Six more years

Bongbong Marcos Photo by Ezra Acayan/Getty Images
Bongbong Marcos, photo by Ezra Acayan

Tomorrow, the Marcos Restoration will be complete. I guess our last chance to stop it was in 2016, but back in 2013, disinformation in social media was already entrenched, and was fully deployed starting in end-2015, battle-tested in 2016 elections, and never looked back ever since.

I hope we all reflect on how this happened, and how we contributed to disinformation. Yes, whether we like it or not, we contributed to it. How? Outrage culture. DIsinformation fed on that, latched on social anger, presented a false picture that people are angry and that the Marcos years were better.

And now that the Marcoses will return to the pinnacle of political power, despite all the hardships that we are experiencing, where was that loud, noisy anger that we are used to hear from 2013? There are angry noises, sure, but not as loud as 2013-2016. And there’s no need to amplify them – now starts the suppression.

Suppression has started back in 2016 – when dissenting voices are drowned by praises of the Duterte regime. If the murder of Kian de los Santos happened during the Aquino 2.0 administration, Aquino would have been lynched. Yet the anger in 2017 was at most muted.

Every dissenter was labeled dilawan – a word that became derogatory despite not having a clear definition. The Marcos disinformation machine used the label to shame those who voiced opposition to Duterte, making them an enemy of the fanatical mob – a mob ignorant of the cesspool of lies that they are drowning into. The mob needed an “other” to despise, to distract them from the errors and crimes of the Duterte regime.

ABS-CBN, Rappler, and Philippine Daily Inquirer were made examples of by the Duterte regime – continue to oppose us and we’ll use every law to suppress you. Duterte is now on record stated that he used his political power to convince Congress to deny ABS-CBN a franchise – and a rubber stamp House – full of scums – delivered, in a silver platter, the death of ABS-CBN as a broadcasting concern. Rappler was thrown tax cases; its Malacanang reporter, disaccredited; Maria Ressa, with multiple libel cases; continuously discredited by trolls and paid hacks/influencers; and finally ordered shut down by the SEC. Duterte humiliated PDI’s owners by calling them squatters and forcing them out of Mile Long property in Makati. (As a side note, Duterte appointed to Sandiganbayan the judge who ordered the eviction. In Sandiganbayan, she was ponente of the decision that convicted Imelda Marcos.) Are there any journalist from other outfits who have been vocal against Duterte? Suppression works.

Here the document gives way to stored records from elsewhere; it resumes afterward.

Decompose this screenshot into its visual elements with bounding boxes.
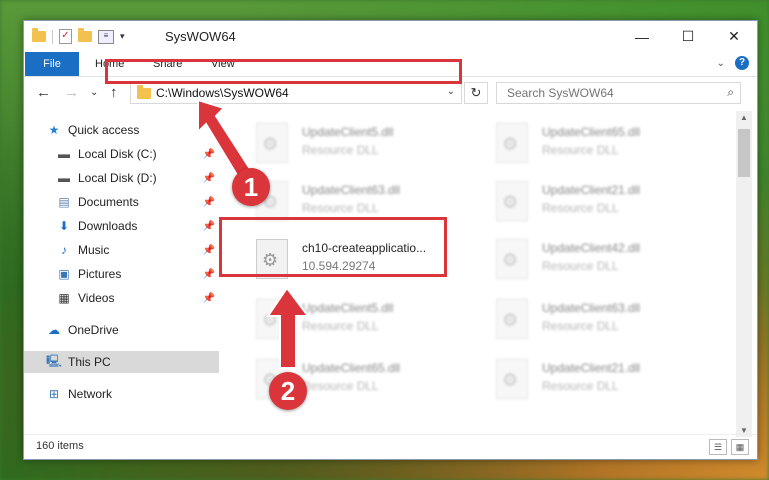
file-name: UpdateClient65.dll <box>542 125 641 139</box>
sidebar-item-label: Local Disk (C:) <box>78 147 157 161</box>
pin-icon[interactable]: 📌 <box>203 245 215 256</box>
sidebar-item-pictures[interactable]: ▣ Pictures 📌 <box>24 263 219 285</box>
sidebar-item-music[interactable]: ♪ Music 📌 <box>24 239 219 261</box>
divider <box>52 29 53 44</box>
up-button[interactable]: ↑ <box>110 84 118 101</box>
pictures-icon: ▣ <box>58 267 70 281</box>
computer-icon: 🖳 <box>46 353 63 368</box>
address-highlight-box <box>105 59 462 84</box>
file-type: Resource DLL <box>302 201 379 215</box>
sidebar-item-downloads[interactable]: ⬇ Downloads 📌 <box>24 215 219 237</box>
window-title: SysWOW64 <box>165 29 236 44</box>
file-type: Resource DLL <box>542 143 619 157</box>
help-icon[interactable]: ? <box>735 56 749 70</box>
videos-icon: ▦ <box>58 291 70 305</box>
documents-icon: ▤ <box>58 195 70 209</box>
chevron-down-icon[interactable]: ⌄ <box>447 86 455 97</box>
details-view-icon[interactable]: ☰ <box>709 439 727 455</box>
sidebar-item-label: Documents <box>78 195 139 209</box>
quick-access-toolbar: ✓ ≡ ▾ <box>32 28 125 44</box>
pin-icon[interactable]: 📌 <box>203 293 215 304</box>
file-type: Resource DLL <box>542 201 619 215</box>
music-icon: ♪ <box>61 243 67 257</box>
search-icon[interactable]: ⌕ <box>727 85 734 100</box>
ribbon-right: ⌄ ? <box>717 56 749 70</box>
pin-icon[interactable]: 📌 <box>203 269 215 280</box>
maximize-button[interactable]: ☐ <box>665 21 711 52</box>
address-bar[interactable]: C:\Windows\SysWOW64 ⌄ <box>130 82 462 104</box>
sidebar-item-label: Videos <box>78 291 115 305</box>
sidebar-item-label: Downloads <box>78 219 138 233</box>
scroll-up-icon[interactable]: ▲ <box>736 113 752 122</box>
chevron-down-icon[interactable]: ▾ <box>120 31 125 42</box>
dll-file-icon <box>496 359 528 399</box>
vertical-scrollbar[interactable]: ▲ ▼ <box>736 111 752 437</box>
star-icon: ★ <box>48 123 60 137</box>
sidebar-item-network[interactable]: ⊞ Network <box>24 383 219 405</box>
minimize-button[interactable]: — <box>619 21 665 52</box>
view-toggles: ☰ ▦ <box>709 439 749 455</box>
file-name: UpdateClient63.dll <box>542 301 641 315</box>
sidebar-item-label: OneDrive <box>68 323 119 337</box>
file-type: Resource DLL <box>542 259 619 273</box>
refresh-button[interactable]: ↻ <box>464 82 488 104</box>
step-badge-2: 2 <box>269 372 307 410</box>
file-name: UpdateClient21.dll <box>542 183 641 197</box>
title-bar: ✓ ≡ ▾ SysWOW64 — ☐ ✕ <box>24 21 757 52</box>
window-controls: — ☐ ✕ <box>619 21 757 52</box>
file-name: UpdateClient63.dll <box>302 183 401 197</box>
new-folder-icon[interactable] <box>78 28 92 42</box>
folder-icon[interactable] <box>32 28 46 42</box>
pointer-arrow-2 <box>266 286 310 369</box>
sidebar-item-label: Pictures <box>78 267 122 281</box>
list-item[interactable]: UpdateClient63.dll Resource DLL <box>474 295 694 347</box>
sidebar-item-label: Local Disk (D:) <box>78 171 157 185</box>
step-badge-1: 1 <box>232 168 270 206</box>
sidebar-item-label: Music <box>78 243 110 257</box>
back-button[interactable]: ← <box>36 84 51 101</box>
status-bar: 160 items ☰ ▦ <box>24 434 757 459</box>
file-name: UpdateClient42.dll <box>542 241 641 255</box>
dll-file-icon <box>496 299 528 339</box>
file-name: UpdateClient5.dll <box>302 125 394 139</box>
file-name: UpdateClient21.dll <box>542 361 641 375</box>
dll-file-icon <box>496 123 528 163</box>
list-item[interactable]: UpdateClient21.dll Resource DLL <box>474 177 694 229</box>
search-input[interactable] <box>505 85 709 101</box>
close-button[interactable]: ✕ <box>711 21 757 52</box>
large-icons-view-icon[interactable]: ▦ <box>731 439 749 455</box>
file-type: Resource DLL <box>302 143 379 157</box>
item-count: 160 items <box>36 440 84 452</box>
tab-file[interactable]: File <box>25 52 79 76</box>
expand-ribbon-icon[interactable]: ⌄ <box>717 58 725 69</box>
file-highlight-box <box>219 217 447 277</box>
forward-button[interactable]: → <box>64 84 79 101</box>
file-type: Resource DLL <box>542 319 619 333</box>
file-type: Resource DLL <box>542 379 619 393</box>
sidebar-item-label: Network <box>68 387 113 401</box>
list-item[interactable]: UpdateClient42.dll Resource DLL <box>474 235 694 287</box>
sidebar-item-label: This PC <box>68 355 111 369</box>
pin-icon[interactable]: 📌 <box>203 197 215 208</box>
properties-check-icon[interactable]: ✓ <box>59 29 72 44</box>
sidebar-item-this-pc[interactable]: 🖳 This PC <box>24 351 219 373</box>
sidebar-item-label: Quick access <box>68 123 140 137</box>
list-item[interactable]: UpdateClient21.dll Resource DLL <box>474 355 694 407</box>
folder-icon <box>137 85 151 99</box>
list-item[interactable]: UpdateClient65.dll Resource DLL <box>474 119 694 171</box>
download-icon: ⬇ <box>58 219 70 233</box>
recent-locations-button[interactable]: ⌄ <box>90 87 98 98</box>
sidebar-item-onedrive[interactable]: ☁ OneDrive <box>24 319 219 341</box>
customize-icon[interactable]: ≡ <box>98 29 114 44</box>
network-icon: ⊞ <box>48 387 60 401</box>
sidebar-item-videos[interactable]: ▦ Videos 📌 <box>24 287 219 309</box>
dll-file-icon <box>496 239 528 279</box>
search-box[interactable]: ⌕ <box>496 82 741 104</box>
cloud-icon: ☁ <box>48 323 60 337</box>
dll-file-icon <box>496 181 528 221</box>
drive-icon: ▬ <box>58 147 70 161</box>
pin-icon[interactable]: 📌 <box>203 221 215 232</box>
drive-icon: ▬ <box>58 171 70 185</box>
scrollbar-thumb[interactable] <box>738 129 750 177</box>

Because traditional media did not fight back, the Marcos campaign treated it like it does not exist. The Marcos campaign deliberately skipped all televised debates except for a friendly TV station. Because traditional media did not push back, the incoming press secretary is planning to accredit the (most likely, Marcos-paid) vloggers, in an attempt to control the flow of information and finally push traditional media into irrelevance.

The Marcos campaign was driven by disinformation, and the incoming Marcos regime will only thrive through a deadly and nakakabobong combination of disinformation and suppression.

(Six more years of this? Enjoy it while it last, fanatics. For when the inevitable economic collapse happens, only then you will realize that you have been had. And by then, it will be too late.)